Eren Keskin
This week we observed the anniversary of one of the most painful days on this land we live in. The truth was not presented correctly to the public by the established ideology and official narrative, but on 6-7 September 1955, Istanbul’s Christian and Jewish citizens were targeted in a racist upheaval. The people and their properties were attacked, provoked by a false narrative that mobilised masses which unquestioningly attacked with racist fervour.
More than Christian and Jewish 4,000 homes and 5,000 places of business were looted and burned down in Istanbul. Hundreds of women were raped, and at least 37 people were killed. One synagogue, 26 schools, and 73 churches were burned down. Priest Hrisantos Mantas was burned to death inside of a church.

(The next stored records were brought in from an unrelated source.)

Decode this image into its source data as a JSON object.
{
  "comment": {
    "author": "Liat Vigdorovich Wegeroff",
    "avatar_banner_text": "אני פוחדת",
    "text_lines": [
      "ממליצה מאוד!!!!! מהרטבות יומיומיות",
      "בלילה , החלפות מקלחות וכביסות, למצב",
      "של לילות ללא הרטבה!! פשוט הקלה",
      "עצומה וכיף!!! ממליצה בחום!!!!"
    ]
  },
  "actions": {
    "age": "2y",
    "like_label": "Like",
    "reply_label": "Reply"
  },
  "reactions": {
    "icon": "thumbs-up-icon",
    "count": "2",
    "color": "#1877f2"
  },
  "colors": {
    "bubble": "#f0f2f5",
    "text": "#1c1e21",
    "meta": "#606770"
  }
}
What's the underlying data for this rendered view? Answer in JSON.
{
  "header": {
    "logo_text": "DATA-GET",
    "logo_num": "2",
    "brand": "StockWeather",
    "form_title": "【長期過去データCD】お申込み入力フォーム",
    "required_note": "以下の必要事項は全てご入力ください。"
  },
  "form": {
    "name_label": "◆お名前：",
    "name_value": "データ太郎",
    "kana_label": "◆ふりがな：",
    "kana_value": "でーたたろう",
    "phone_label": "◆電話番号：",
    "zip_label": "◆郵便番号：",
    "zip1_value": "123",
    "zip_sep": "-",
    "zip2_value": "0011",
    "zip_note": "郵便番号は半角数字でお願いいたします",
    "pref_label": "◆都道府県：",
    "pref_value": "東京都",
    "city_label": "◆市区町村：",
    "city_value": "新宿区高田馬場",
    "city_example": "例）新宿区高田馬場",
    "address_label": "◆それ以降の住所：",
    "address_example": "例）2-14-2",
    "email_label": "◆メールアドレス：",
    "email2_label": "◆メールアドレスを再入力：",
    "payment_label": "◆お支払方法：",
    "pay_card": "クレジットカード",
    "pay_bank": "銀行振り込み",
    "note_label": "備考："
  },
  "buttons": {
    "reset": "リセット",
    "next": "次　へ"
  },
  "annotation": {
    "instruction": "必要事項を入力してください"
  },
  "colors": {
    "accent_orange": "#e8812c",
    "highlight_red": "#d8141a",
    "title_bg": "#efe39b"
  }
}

The events of 6-7 September were not a first, nor would they be the last.
The Committee of Union and Progress, the de-facto transitional power between the Ottoman Empire and the Republic of Turkey, and its secret service the Teşkilat-i Mahsusa (“The Special Organisation”) had implemented a brutal policy of Turkification in the genocide of 1915, and what happened on those two nights were a continuation.
The show trial to appease Europeans in the wake of the Armenian Genocide spoke of the Teşkilat as follows:
“Some of its members sent to the countryside have committed the malicious acts of looting, burning of homes and bodies, massacres, rapes and torture, with obedience to their chiefs, obedience by public officers to aid the CUP, and the help and guidance of a small number of individuals who collaborated out of naivety and ignorance.”

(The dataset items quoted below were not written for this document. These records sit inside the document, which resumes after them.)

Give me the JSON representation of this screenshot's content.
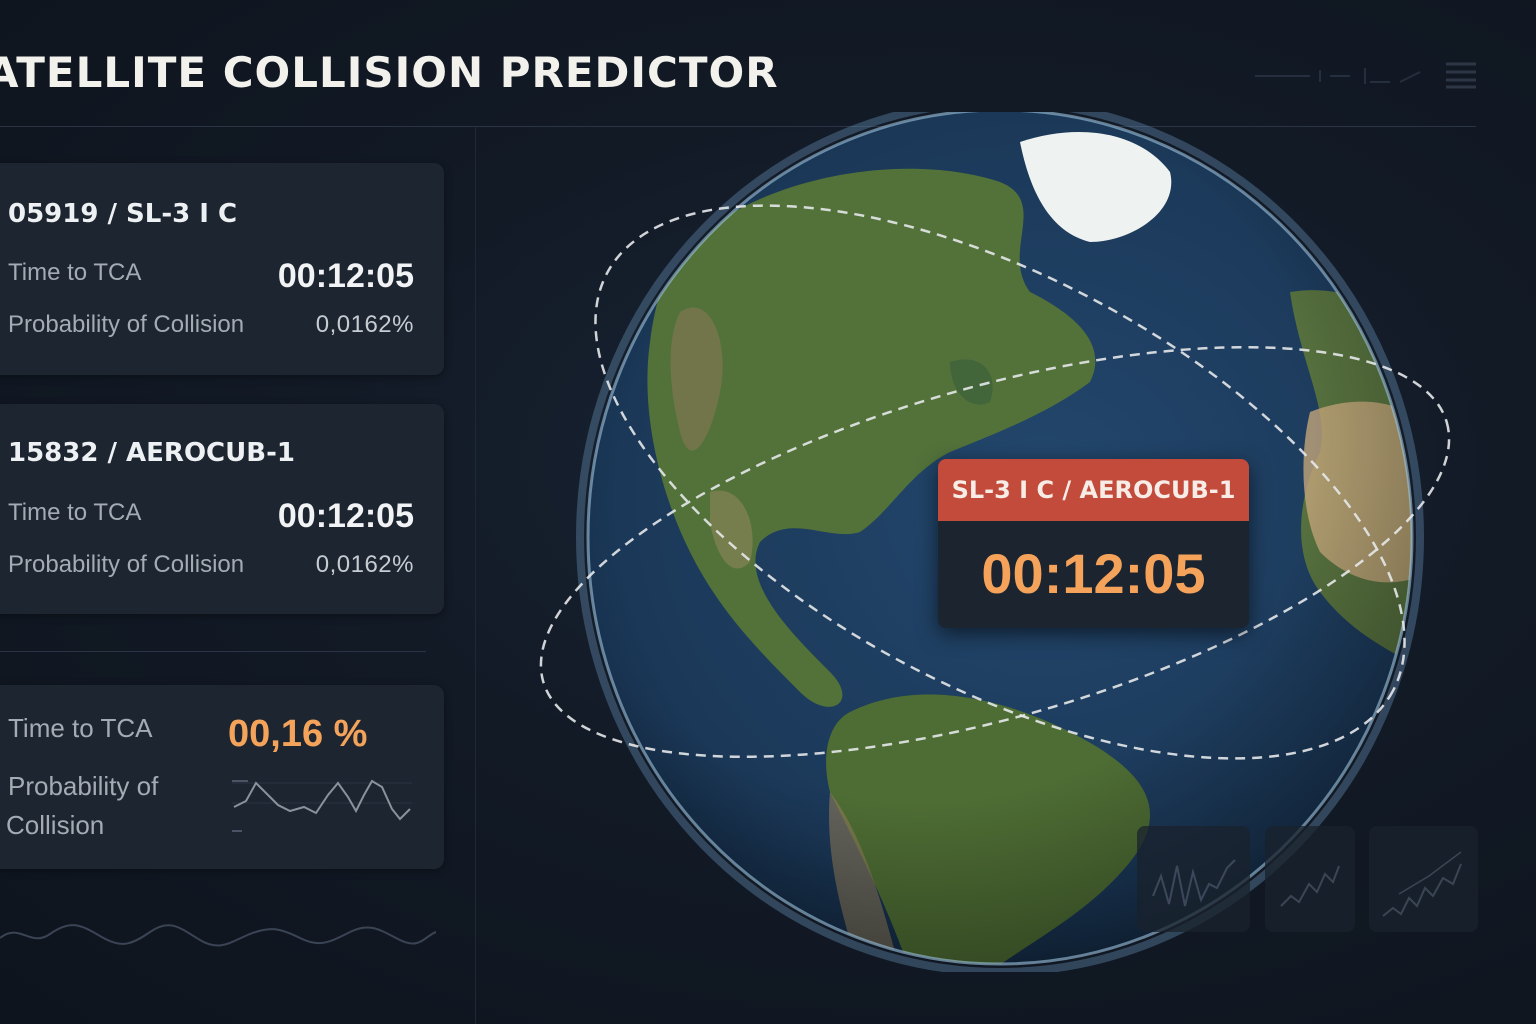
{
  "app": {
    "title": "ATELLITE COLLISION PREDICTOR"
  },
  "conjunctions": [
    {
      "name": "05919 / SL-3 I C",
      "tca_label": "Time to TCA",
      "tca_value": "00:12:05",
      "prob_label": "Probability of Collision",
      "prob_value": "0,0162%"
    },
    {
      "name": "15832 / AEROCUB-1",
      "tca_label": "Time to TCA",
      "tca_value": "00:12:05",
      "prob_label": "Probability of Collision",
      "prob_value": "0,0162%"
    }
  ],
  "summary": {
    "tca_label": "Time to TCA",
    "prob_label_line1": "Probability of",
    "prob_label_line2": "Collision",
    "value": "00,16 %"
  },
  "tooltip": {
    "title": "SL-3 I C / AEROCUB-1",
    "time": "00:12:05"
  },
  "icons": {
    "header": [
      "chart-icon",
      "menu-icon"
    ],
    "mini_charts": [
      "line-chart-icon",
      "trend-chart-icon",
      "rising-chart-icon"
    ]
  },
  "colors": {
    "accent": "#f4a35a",
    "alert": "#c24b3b",
    "background": "#121a26",
    "card": "#1d2530"
  }
}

These were official words of a prosecutor in an indictment. While the case fundamentally was not helpful, it did make the judiciary openly declare who the Teşkilat was made of and what kind of crimes its members were ordered to commit.

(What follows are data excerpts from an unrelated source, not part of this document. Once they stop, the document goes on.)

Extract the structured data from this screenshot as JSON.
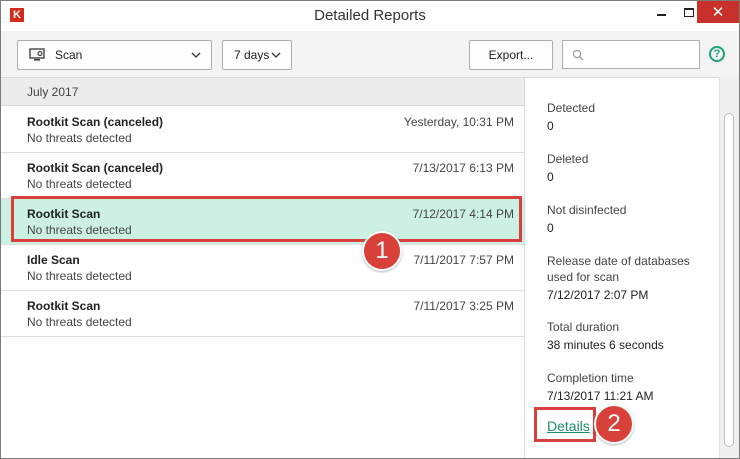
{
  "window": {
    "title": "Detailed Reports",
    "logo_letter": "K",
    "close_glyph": "✕"
  },
  "toolbar": {
    "scan_select_value": "Scan",
    "days_select_value": "7 days",
    "export_label": "Export...",
    "search_placeholder": "",
    "help_glyph": "?"
  },
  "list": {
    "group_label": "July 2017",
    "rows": [
      {
        "name": "Rootkit Scan (canceled)",
        "status": "No threats detected",
        "date": "Yesterday, 10:31 PM"
      },
      {
        "name": "Rootkit Scan (canceled)",
        "status": "No threats detected",
        "date": "7/13/2017 6:13 PM"
      },
      {
        "name": "Rootkit Scan",
        "status": "No threats detected",
        "date": "7/12/2017 4:14 PM"
      },
      {
        "name": "Idle Scan",
        "status": "No threats detected",
        "date": "7/11/2017 7:57 PM"
      },
      {
        "name": "Rootkit Scan",
        "status": "No threats detected",
        "date": "7/11/2017 3:25 PM"
      }
    ]
  },
  "details": {
    "detected_label": "Detected",
    "detected_value": "0",
    "deleted_label": "Deleted",
    "deleted_value": "0",
    "not_disinfected_label": "Not disinfected",
    "not_disinfected_value": "0",
    "release_label": "Release date of databases used for scan",
    "release_value": "7/12/2017 2:07 PM",
    "duration_label": "Total duration",
    "duration_value": "38 minutes 6 seconds",
    "completion_label": "Completion time",
    "completion_value": "7/13/2017 11:21 AM",
    "link_label": "Details"
  },
  "annotations": {
    "callout_1": "1",
    "callout_2": "2",
    "color": "#d8403a"
  },
  "colors": {
    "accent_green": "#1aa370",
    "selected_row": "#cdf0e4",
    "close_button": "#c7312a"
  }
}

This tradition was never retired, but rather replaced by the Special War Department, the very organisation behind 6-7 September.
“September 6-7 was also a job by the Special War Department, and it was a glorious organisation. It did achieve its goals,” said Kemal Yamak, the chief at the helm of the department at the time, to a reporter.
It is not possible to correctly analyse any issues in Turkey without first understanding the official founding ideology of the Republic of Turkey, created within the framework of the CUP’s Turkification policy.
This must be well understood: The 1915 Armenian Genocide, the 6-7 September Events, the 2007 murder of Armenian journalist Hrant Dink, the massacres in Kurdistan, the 2006 murder of Roman Catholic priest Andrea Santoro in the ultra-nationalist northern city of Trabzon, and many others, were committed with the same mentality. They may use different hired guns, but the ideology behind is the same Turko-Islamic synthesis and the racist and militarist regime.